The Javanese lantaka was first cast in bell metal under an Empu of the early Majapahit Empire and spread into the surrounding islands of the Nusantara, Javanese skill in gunsmithing and cannon-founding affording military dominance over the surrounding area. Later, disaffected smiths and noble entourages emigrating from Java brought these cannon-founding skill to Philippines, Brunei, Malaysia and Myanmar. When Ternate was captured by the Spanish, they were astounded to find over 3,000 very finely cast bell metal cannons in the walled compound, although humorously to the Spaniards these were tied upright to veranda poles, used as lingam household decorations rather than weapons.
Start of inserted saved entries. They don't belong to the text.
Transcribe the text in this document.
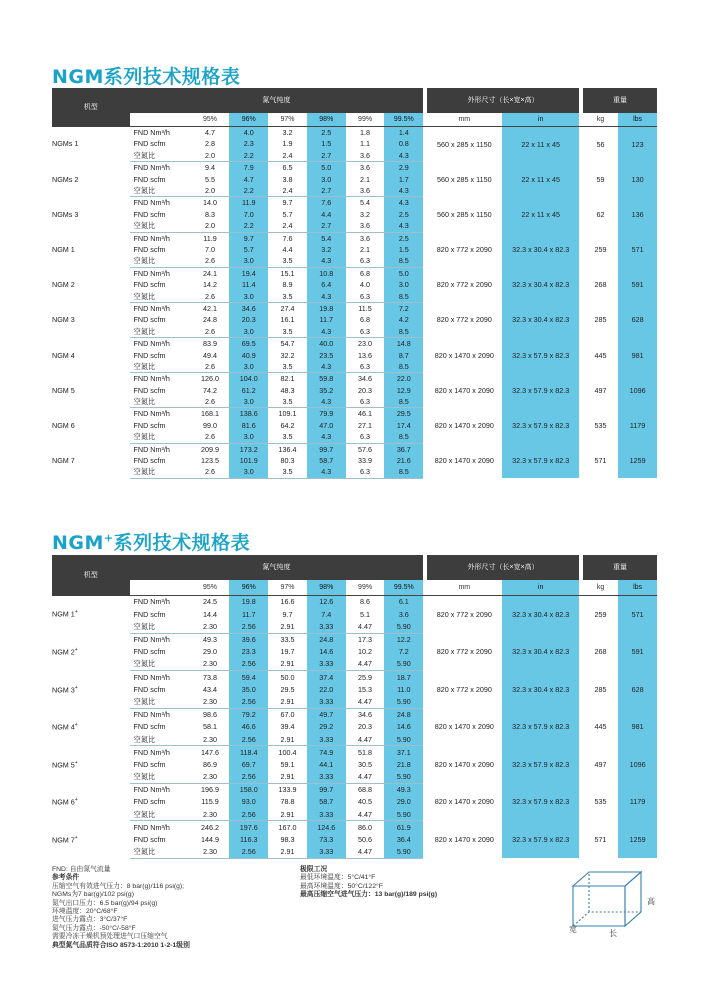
NGM系列技术规格表
机型	氮气纯度								外形尺寸（长×宽×高）			重量	
		95%	96%	97%	98%	99%	99.5%		mm	in		kg	lbs
NGMs 1	FND Nm³/h	4.7	4.0	3.2	2.5	1.8	1.4		560 x 285 x 1150	22 x 11 x 45		56	123
	FND scfm	2.8	2.3	1.9	1.5	1.1	0.8						
	空氮比	2.0	2.2	2.4	2.7	3.6	4.3						
NGMs 2	FND Nm³/h	9.4	7.9	6.5	5.0	3.6	2.9		560 x 285 x 1150	22 x 11 x 45		59	130
	FND scfm	5.5	4.7	3.8	3.0	2.1	1.7						
	空氮比	2.0	2.2	2.4	2.7	3.6	4.3						
NGMs 3	FND Nm³/h	14.0	11.9	9.7	7.6	5.4	4.3		560 x 285 x 1150	22 x 11 x 45		62	136
	FND scfm	8.3	7.0	5.7	4.4	3.2	2.5						
	空氮比	2.0	2.2	2.4	2.7	3.6	4.3						
NGM 1	FND Nm³/h	11.9	9.7	7.6	5.4	3.6	2.5		820 x 772 x 2090	32.3 x 30.4 x 82.3		259	571
	FND scfm	7.0	5.7	4.4	3.2	2.1	1.5						
	空氮比	2.6	3.0	3.5	4.3	6.3	8.5						
NGM 2	FND Nm³/h	24.1	19.4	15.1	10.8	6.8	5.0		820 x 772 x 2090	32.3 x 30.4 x 82.3		268	591
	FND scfm	14.2	11.4	8.9	6.4	4.0	3.0						
	空氮比	2.6	3.0	3.5	4.3	6.3	8.5						
NGM 3	FND Nm³/h	42.1	34.6	27.4	19.8	11.5	7.2		820 x 772 x 2090	32.3 x 30.4 x 82.3		285	628
	FND scfm	24.8	20.3	16.1	11.7	6.8	4.2						
	空氮比	2.6	3.0	3.5	4.3	6.3	8.5						
NGM 4	FND Nm³/h	83.9	69.5	54.7	40.0	23.0	14.8		820 x 1470 x 2090	32.3 x 57.9 x 82.3		445	981
	FND scfm	49.4	40.9	32.2	23.5	13.6	8.7						
	空氮比	2.6	3.0	3.5	4.3	6.3	8.5						
NGM 5	FND Nm³/h	126.0	104.0	82.1	59.8	34.6	22.0		820 x 1470 x 2090	32.3 x 57.9 x 82.3		497	1096
	FND scfm	74.2	61.2	48.3	35.2	20.3	12.9						
	空氮比	2.6	3.0	3.5	4.3	6.3	8.5						
NGM 6	FND Nm³/h	168.1	138.6	109.1	79.9	46.1	29.5		820 x 1470 x 2090	32.3 x 57.9 x 82.3		535	1179
	FND scfm	99.0	81.6	64.2	47.0	27.1	17.4						
	空氮比	2.6	3.0	3.5	4.3	6.3	8.5						
NGM 7	FND Nm³/h	209.9	173.2	136.4	99.7	57.6	36.7		820 x 1470 x 2090	32.3 x 57.9 x 82.3		571	1259
	FND scfm	123.5	101.9	80.3	58.7	33.9	21.6						
	空氮比	2.6	3.0	3.5	4.3	6.3	8.5						
NGM+系列技术规格表
机型	氮气纯度								外形尺寸（长×宽×高）			重量	
		95%	96%	97%	98%	99%	99.5%		mm	in		kg	lbs
NGM 1+	FND Nm³/h	24.5	19.8	16.6	12.6	8.6	6.1		820 x 772 x 2090	32.3 x 30.4 x 82.3		259	571
	FND scfm	14.4	11.7	9.7	7.4	5.1	3.6						
	空氮比	2.30	2.56	2.91	3.33	4.47	5.90						
NGM 2+	FND Nm³/h	49.3	39.6	33.5	24.8	17.3	12.2		820 x 772 x 2090	32.3 x 30.4 x 82.3		268	591
	FND scfm	29.0	23.3	19.7	14.6	10.2	7.2						
	空氮比	2.30	2.56	2.91	3.33	4.47	5.90						
NGM 3+	FND Nm³/h	73.8	59.4	50.0	37.4	25.9	18.7		820 x 772 x 2090	32.3 x 30.4 x 82.3		285	628
	FND scfm	43.4	35.0	29.5	22.0	15.3	11.0						
	空氮比	2.30	2.56	2.91	3.33	4.47	5.90						
NGM 4+	FND Nm³/h	98.6	79.2	67.0	49.7	34.6	24.8		820 x 1470 x 2090	32.3 x 57.9 x 82.3		445	981
	FND scfm	58.1	46.6	39.4	29.2	20.3	14.6						
	空氮比	2.30	2.56	2.91	3.33	4.47	5.90						
NGM 5+	FND Nm³/h	147.6	118.4	100.4	74.9	51.8	37.1		820 x 1470 x 2090	32.3 x 57.9 x 82.3		497	1096
	FND scfm	86.9	69.7	59.1	44.1	30.5	21.8						
	空氮比	2.30	2.56	2.91	3.33	4.47	5.90						
NGM 6+	FND Nm³/h	196.9	158.0	133.9	99.7	68.8	49.3		820 x 1470 x 2090	32.3 x 57.9 x 82.3		535	1179
	FND scfm	115.9	93.0	78.8	58.7	40.5	29.0						
	空氮比	2.30	2.56	2.91	3.33	4.47	5.90						
NGM 7+	FND Nm³/h	246.2	197.6	167.0	124.6	86.0	61.9		820 x 1470 x 2090	32.3 x 57.9 x 82.3		571	1259
	FND scfm	144.9	116.3	98.3	73.3	50.6	36.4						
	空氮比	2.30	2.56	2.91	3.33	4.47	5.90						
FND: 自由氮气流量
参考条件
压缩空气有效进气压力：8 bar(g)/116 psi(g);
NGMs为7 bar(g)/102 psi(g)
氮气出口压力：6.5 bar(g)/94 psi(g)
环境温度：20°C/68°F
进气压力露点：3°C/37°F
氮气压力露点：-50°C/-58°F
需要冷冻干燥机预处理进气口压缩空气
典型氮气品质符合ISO 8573-1:2010 1-2-1级别
极限工况
最低环境温度：5°C/41°F
最高环境温度：50°C/122°F
最高压缩空气进气压力：13 bar(g)/189 psi(g)
高
宽	长
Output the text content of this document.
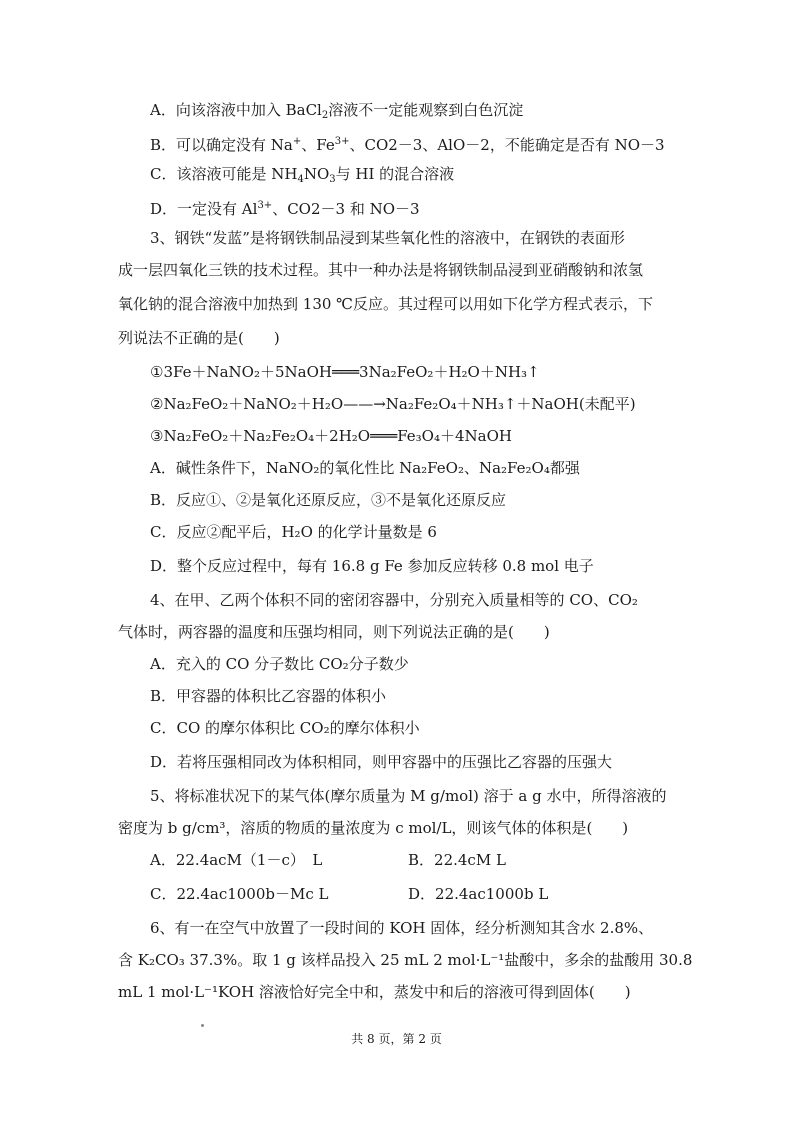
A．向该溶液中加入 BaCl$_2$溶液不一定能观察到白色沉淀
B．可以确定没有 Na+、$Fe^{3+}$、CO2－3、AlO－2，不能确定是否有 NO－3
C．该溶液可能是 $NH_4NO_3$与 HI 的混合溶液
D．一定没有 $Al^{3+}$、CO2－3 和 NO－3
3、钢铁“发蓝”是将钢铁制品浸到某些氧化性的溶液中，在钢铁的表面形
成一层四氧化三铁的技术过程。其中一种办法是将钢铁制品浸到亚硝酸钠和浓氢
氧化钠的混合溶液中加热到 130 ℃反应。其过程可以用如下化学方程式表示，下
列说法不正确的是(　　)
①3Fe＋NaNO₂＋5NaOH═══3Na₂FeO₂＋H₂O＋NH₃↑
②Na₂FeO₂＋NaNO₂＋H₂O——→Na₂Fe₂O₄＋NH₃↑＋NaOH(未配平)
③Na₂FeO₂＋Na₂Fe₂O₄＋2H₂O═══Fe₃O₄＋4NaOH
A．碱性条件下，NaNO₂的氧化性比 Na₂FeO₂、Na₂Fe₂O₄都强
B．反应①、②是氧化还原反应，③不是氧化还原反应
C．反应②配平后，H₂O 的化学计量数是 6
D．整个反应过程中，每有 16.8 g Fe 参加反应转移 0.8 mol 电子
4、在甲、乙两个体积不同的密闭容器中，分别充入质量相等的 CO、CO₂
气体时，两容器的温度和压强均相同，则下列说法正确的是(　　)
A．充入的 CO 分子数比 CO₂分子数少
B．甲容器的体积比乙容器的体积小
C．CO 的摩尔体积比 CO₂的摩尔体积小
D．若将压强相同改为体积相同，则甲容器中的压强比乙容器的压强大
5、将标准状况下的某气体(摩尔质量为 M g/mol) 溶于 a g 水中，所得溶液的
密度为 b g/cm³，溶质的物质的量浓度为 c mol/L，则该气体的体积是(　　)
A．22.4acM（1－c）　L	B．22.4cM L
C．22.4ac1000b－Mc L	D．22.4ac1000b L
6、有一在空气中放置了一段时间的 KOH 固体，经分析测知其含水 2.8%、
含 K₂CO₃ 37.3%。取 1 g 该样品投入 25 mL 2 mol·L⁻¹盐酸中，多余的盐酸用 30.8
mL 1 mol·L⁻¹KOH 溶液恰好完全中和，蒸发中和后的溶液可得到固体(　　)
共 8 页，第 2 页
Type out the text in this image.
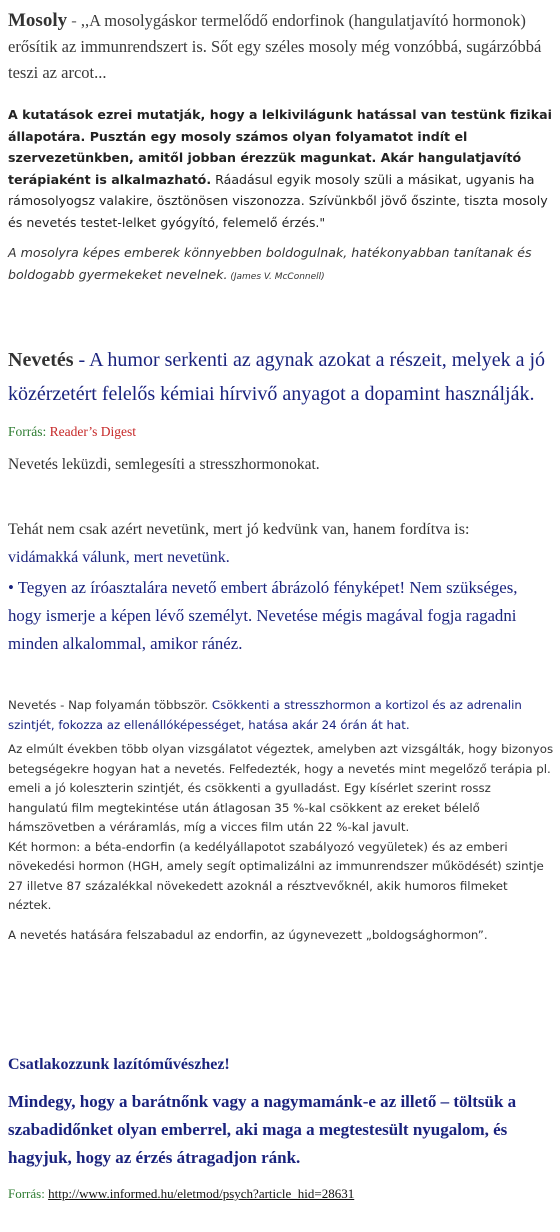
Mosoly - ,,A mosolygáskor termelődő endorfinok (hangulatjavító hormonok) erősítik az immunrendszert is. Sőt egy széles mosoly még vonzóbbá, sugárzóbbá teszi az arcot...

A kutatások ezrei mutatják, hogy a lelkivilágunk hatással van testünk fizikai állapotára. Pusztán egy mosoly számos olyan folyamatot indít el szervezetünkben, amitől jobban érezzük magunkat. Akár hangulatjavító terápiaként is alkalmazható. Ráadásul egyik mosoly szüli a másikat, ugyanis ha rámosolyogsz valakire, ösztönösen viszonozza. Szívünkből jövő őszinte, tiszta mosoly és nevetés testet-lelket gyógyító, felemelő érzés."

A mosolyra képes emberek könnyebben boldogulnak, hatékonyabban tanítanak és boldogabb gyermekeket nevelnek. (James V. McConnell)

Nevetés - A humor serkenti az agynak azokat a részeit, melyek a jó közérzetért felelős kémiai hírvivő anyagot a dopamint használják. Forrás: Reader’s Digest

Nevetés leküzdi, semlegesíti a stresszhormonokat.

Tehát nem csak azért nevetünk, mert jó kedvünk van, hanem fordítva is:

vidámakká válunk, mert nevetünk.

• Tegyen az íróasztalára nevető embert ábrázoló fényképet! Nem szükséges, hogy ismerje a képen lévő személyt. Nevetése mégis magával fogja ragadni minden alkalommal, amikor ránéz.

Nevetés - Nap folyamán többször. Csökkenti a stresszhormon a kortizol és az adrenalin szintjét, fokozza az ellenállóképességet, hatása akár 24 órán át hat.

Az elmúlt években több olyan vizsgálatot végeztek, amelyben azt vizsgálták, hogy bizonyos betegségekre hogyan hat a nevetés. Felfedezték, hogy a nevetés mint megelőző terápia pl. emeli a jó koleszterin szintjét, és csökkenti a gyulladást. Egy kísérlet szerint rossz hangulatú film megtekintése után átlagosan 35 %-kal csökkent az ereket bélelő hámszövetben a véráramlás, míg a vicces film után 22 %-kal javult.

Két hormon: a béta-endorfin (a kedélyállapotot szabályozó vegyületek) és az emberi növekedési hormon (HGH, amely segít optimalizálni az immunrendszer működését) szintje 27 illetve 87 százalékkal növekedett azoknál a résztvevőknél, akik humoros filmeket néztek.

A nevetés hatására felszabadul az endorfin, az úgynevezett „boldogsághormon”.

Csatlakozzunk lazítóművészhez!

Mindegy, hogy a barátnőnk vagy a nagymamánk-e az illető – töltsük a szabadidőnket olyan emberrel, aki maga a megtestesült nyugalom, és hagyjuk, hogy az érzés átragadjon ránk.

Forrás: http://www.informed.hu/eletmod/psych?article_hid=28631
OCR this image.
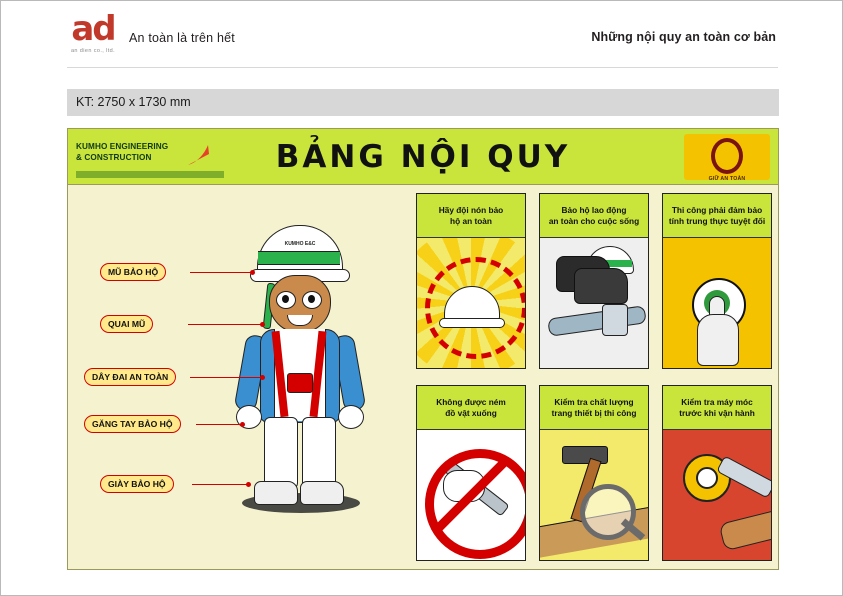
ad
an dien co., ltd.
An toàn là trên hết	Những nội quy an toàn cơ bản
KT: 2750 x 1730 mm
KUMHO ENGINEERING
& CONSTRUCTION	BẢNG NỘI QUY
GIỮ AN TOÀN
KUMHO E&C
MŨ BẢO HỘ
QUAI MŨ
DÂY ĐAI AN TOÀN
GĂNG TAY BẢO HỘ
GIÀY BẢO HỘ
Hãy đội nón bảo
hộ an toàn
Bảo hộ lao động
an toàn cho cuộc sống
Thi công phải đảm bảo
tính trung thực tuyệt đối
Không được ném
đồ vật xuống
Kiểm tra chất lượng
trang thiết bị thi công
Kiểm tra máy móc
trước khi vận hành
The Spanish and Portuguese were equally astounded to find their European bronze cannon offerings to the Javanese rejected as inferior in quality, as they rightly were.

After the Dutch victories, Javanese-smithed cannons of Makassar, Ternate, and the surrounding islands were taken as reparations, considered by the Dutch
as made of bronze superior to their own, and subsequently melted down and recast in Dutch standard calibres and bores.

Culturally, Javanese bronze cannons and their regional derivatives were traditionally part of a dowry, and offering a poor-quality cast bronze cannon was a supreme insult. Brunei and Malaysia retain the tradition of a token cannon as a dowry for weddings, and many celebrations are opened with a celebratory shot.

===Utensils===

In India, in the state of Assam, it is called kanh while in West Bengal and Odisha, kansa, it is called Kanchu in Kannada and is used for cooking and eating utensils. Sarthebari in Barpeta district of Assam holds a unique place in the production of kanh utensils. In Assam, utensils of kanh have many religious uses and the most unusual utensils, bata and banbati, are used to give offerings and puja or to show respect to honored guests and dignitaries. Belaguntha in Ganjam district, Kantilo in Nayagarh, and Balakati near Bhubaneswar are well known for this craft in Odisha.
In the state of Kerala, urulis (odu vessels) bring back memories of chakka varatti (jackfruit halva). In summer when jackfruits are available aplenty, huge quantities of chakka varatti would be made in the backyard over a log fire and consumed in a trice, the richness of fruits, jaggery and ghee. Urulis are made from bell metal. Vengalai panai (also made from a kind of bell metal) is synonymous with a Tamil bride's first pongal when freshly harvested rice is offered to the sun god with turmeric and sugarcane.